Por falar nisso cheguei na cidade num momento de novidade: para azar dos cinemas do centro de La Paz, começa lá a tendência mundial das super salas de exibição. Foi inaugurado o shoping Mega Center, que terá uma estrutura gigantesca. Ainda falta muito da área dos cinemas, e as únicas lojas que já funcionam são as da praça de alimentação, mas quando ficar pronto será algo realmente monumental. Pode ser que o Mega Center não prejudique os cinemas do centro da cidade, já que fica na Zona Sur, super longe do centro de La Paz e ainda mais de El Alto, mas, bem... aqui em Goiânia a gente meio que conhece esse processo. Vamos ver o que acontece...
Para fechar esse post vou colocar um vídeo de uma música linda de uma banda chilena muito boa que conheci na Bolívia, e que passou a ser trilha sonora de vários bons momentos que vivi lá, Lucybell.

quarta-feira, 7 de outubro de 2009

Enfim, Bolívia! - Parte 1

O vento que acaricia suave as folhas do mato que cresce abundante na beira da estrada. Que espalha o pólen, que refresca o suor do trabalhador cansado. Sim, sempre quis ser vento. Alguém aí conhece a história do encantado pássaro multicor que só tinha magia e beleza quando era livre para voar pelo mundo? Ele sempre partia, mas sempre voltava, porque seu amor pela menina nao deixava ele se esquecer dela. E assim como só tinha beleza e alegria quando podia voar, suas histórias só faziam sentido porque havia por quem retornar.
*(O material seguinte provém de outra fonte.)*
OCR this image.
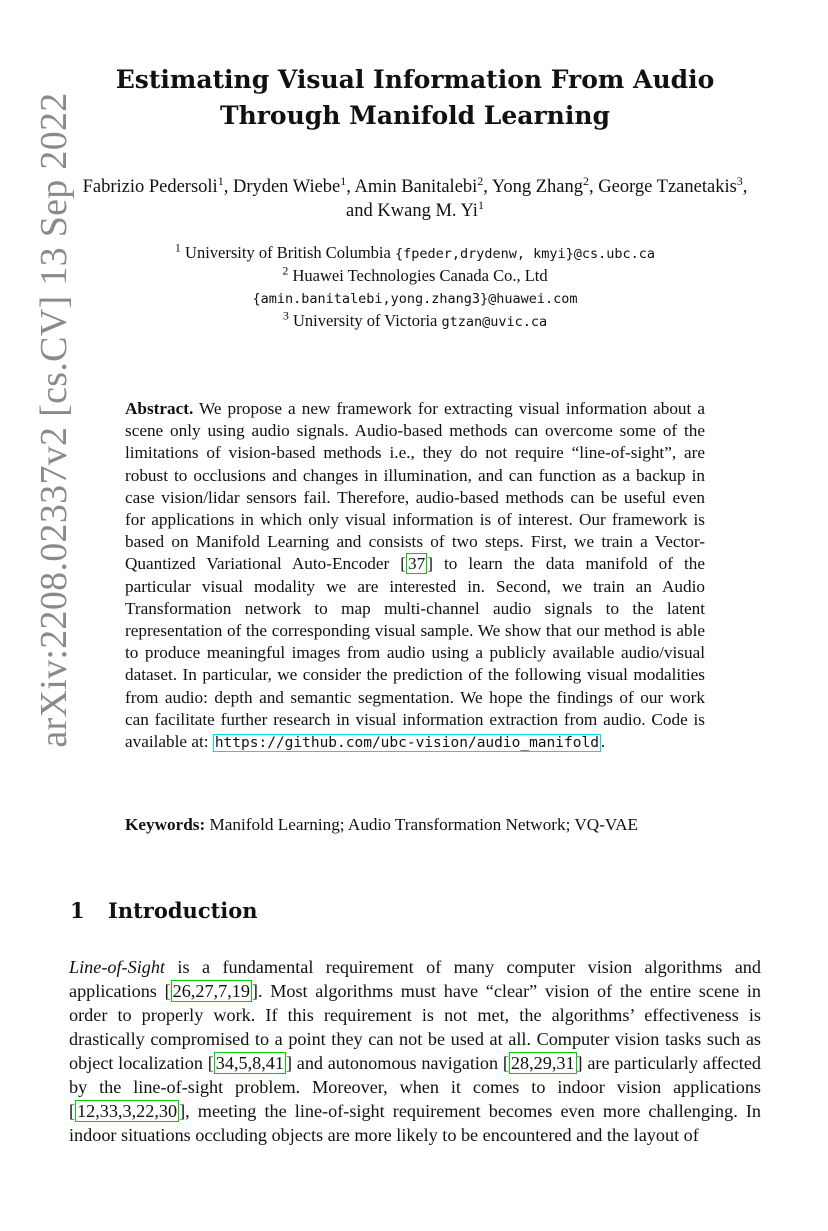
arXiv:2208.02337v2 [cs.CV] 13 Sep 2022
Estimating Visual Information From Audio
Through Manifold Learning
Fabrizio Pedersoli$^1$, Dryden Wiebe$^1$, Amin Banitalebi$^2$, Yong Zhang$^2$, George Tzanetakis$^3$, and Kwang M. Yi$^1$
$^1$ University of British Columbia {fpeder,drydenw, kmyi}@cs.ubc.ca
$^2$ Huawei Technologies Canada Co., Ltd
{amin.banitalebi,yong.zhang3}@huawei.com
$^3$ University of Victoria gtzan@uvic.ca
Abstract. We propose a new framework for extracting visual information about a scene only using audio signals. Audio-based methods can overcome some of the limitations of vision-based methods i.e., they do not require “line-of-sight”, are robust to occlusions and changes in illumination, and can function as a backup in case vision/lidar sensors fail. Therefore, audio-based methods can be useful even for applications in which only visual information is of interest. Our framework is based on Manifold Learning and consists of two steps. First, we train a Vector-Quantized Variational Auto-Encoder [ 37 ] to learn the data manifold of the particular visual modality we are interested in. Second, we train an Audio Transformation network to map multi-channel audio signals to the latent representation of the corresponding visual sample. We show that our method is able to produce meaningful images from audio using a publicly available audio/visual dataset. In particular, we consider the prediction of the following visual modalities from audio: depth and semantic segmentation. We hope the findings of our work can facilitate further research in visual information extraction from audio. Code is available at: https://github.com/ubc-vision/audio_manifold .
Keywords: Manifold Learning; Audio Transformation Network; VQ-VAE
1 Introduction
Line-of-Sight is a fundamental requirement of many computer vision algorithms and applications [ 26,27,7,19 ]. Most algorithms must have “clear” vision of the entire scene in order to properly work. If this requirement is not met, the algorithms’ effectiveness is drastically compromised to a point they can not be used at all. Computer vision tasks such as object localization [ 34,5,8,41 ] and autonomous navigation [ 28,29,31 ] are particularly affected by the line-of-sight problem. Moreover, when it comes to indoor vision applications [ 12,33,3,22,30 ], meeting the line-of-sight requirement becomes even more challenging. In indoor situations occluding objects are more likely to be encountered and the layout of
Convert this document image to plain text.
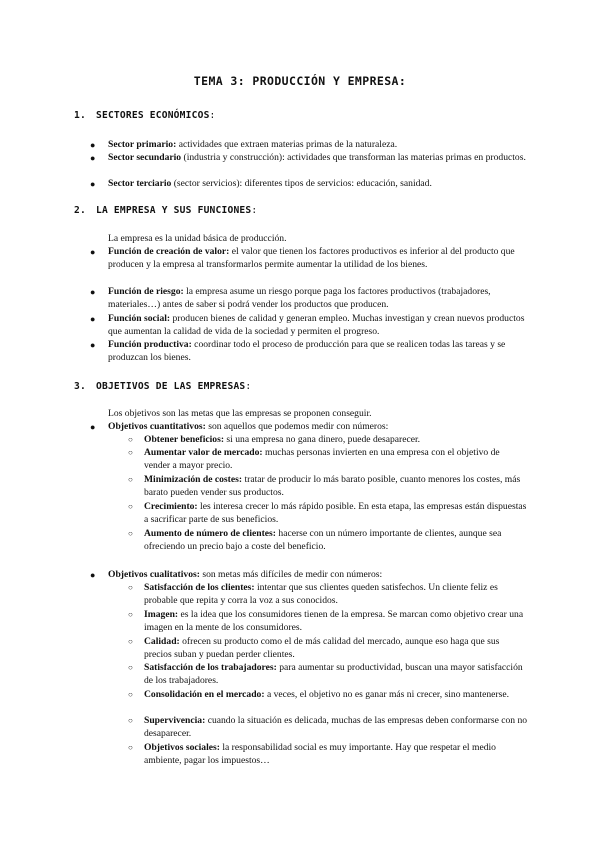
TEMA 3: PRODUCCIÓN Y EMPRESA:
1. SECTORES ECONÓMICOS:
● Sector primario: actividades que extraen materias primas de la naturaleza.
● Sector secundario (industria y construcción): actividades que transforman las materias primas en productos.
● Sector terciario (sector servicios): diferentes tipos de servicios: educación, sanidad.
2. LA EMPRESA Y SUS FUNCIONES:
La empresa es la unidad básica de producción.
● Función de creación de valor: el valor que tienen los factores productivos es inferior al del producto que producen y la empresa al transformarlos permite aumentar la utilidad de los bienes.
● Función de riesgo: la empresa asume un riesgo porque paga los factores productivos (trabajadores, materiales…) antes de saber si podrá vender los productos que producen.
● Función social: producen bienes de calidad y generan empleo. Muchas investigan y crean nuevos productos que aumentan la calidad de vida de la sociedad y permiten el progreso.
● Función productiva: coordinar todo el proceso de producción para que se realicen todas las tareas y se produzcan los bienes.
3. OBJETIVOS DE LAS EMPRESAS:
Los objetivos son las metas que las empresas se proponen conseguir.
● Objetivos cuantitativos: son aquellos que podemos medir con números:
○ Obtener beneficios: si una empresa no gana dinero, puede desaparecer.
○ Aumentar valor de mercado: muchas personas invierten en una empresa con el objetivo de vender a mayor precio.
○ Minimización de costes: tratar de producir lo más barato posible, cuanto menores los costes, más barato pueden vender sus productos.
○ Crecimiento: les interesa crecer lo más rápido posible. En esta etapa, las empresas están dispuestas a sacrificar parte de sus beneficios.
○ Aumento de número de clientes: hacerse con un número importante de clientes, aunque sea ofreciendo un precio bajo a coste del beneficio.
● Objetivos cualitativos: son metas más difíciles de medir con números:
○ Satisfacción de los clientes: intentar que sus clientes queden satisfechos. Un cliente feliz es probable que repita y corra la voz a sus conocidos.
○ Imagen: es la idea que los consumidores tienen de la empresa. Se marcan como objetivo crear una imagen en la mente de los consumidores.
○ Calidad: ofrecen su producto como el de más calidad del mercado, aunque eso haga que sus precios suban y puedan perder clientes.
○ Satisfacción de los trabajadores: para aumentar su productividad, buscan una mayor satisfacción de los trabajadores.
○ Consolidación en el mercado: a veces, el objetivo no es ganar más ni crecer, sino mantenerse.
○ Supervivencia: cuando la situación es delicada, muchas de las empresas deben conformarse con no desaparecer.
○ Objetivos sociales: la responsabilidad social es muy importante. Hay que respetar el medio ambiente, pagar los impuestos…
Eu tinha 10 anos quando li essa história do Rubem Alves, mas a cada dia tudo isso faz mais sentido para mim.

Saí de Goiânia dia 30 de setembro, junto com o grupo de hermanos bolivianos que estavam em Goiânia para participar do IV BraBo e do Curso de Cine Sin Fronteras. E hoje estou em La Paz. Ontem estava com o nariz gelado igual o de cachorro, escrevendo com os dedos duros de frio e dezenas de meias e blusas. Hoje fez um frio suportável, quase calor. Esse lugar é mágico. Mas calma, né… Até eu chegar aqui muita coisa aconteceu e para provar que vale a pena jogar a mochila nas costas e se lançar rumo ä terras bolivianas, vou contar um pouco do que pude viver até hoje.

O ônibus da UFG fez o caminho pelo Brasil. Passamos por Campo Grande, Corumbá e várias outras cidadezinhas das quais infelizmente nao lembro o nome. O caso é que tudo foi muito rápido e só paramos para comer. A história começa mesmo é quando chegamos em Puerto Quijarro, que faz divisa com Corumbá, no Mato Grosso do Sul. É incrível como uma linha imaginária pode determinar em que país estamos. É só atravessar a tal da fronteira para se sentir na Bolívia. O cenário muda logo de cara: o estilo de algumas casas e pequenas empresas, o jeito de falar e se comportar. Isso se chama identidade.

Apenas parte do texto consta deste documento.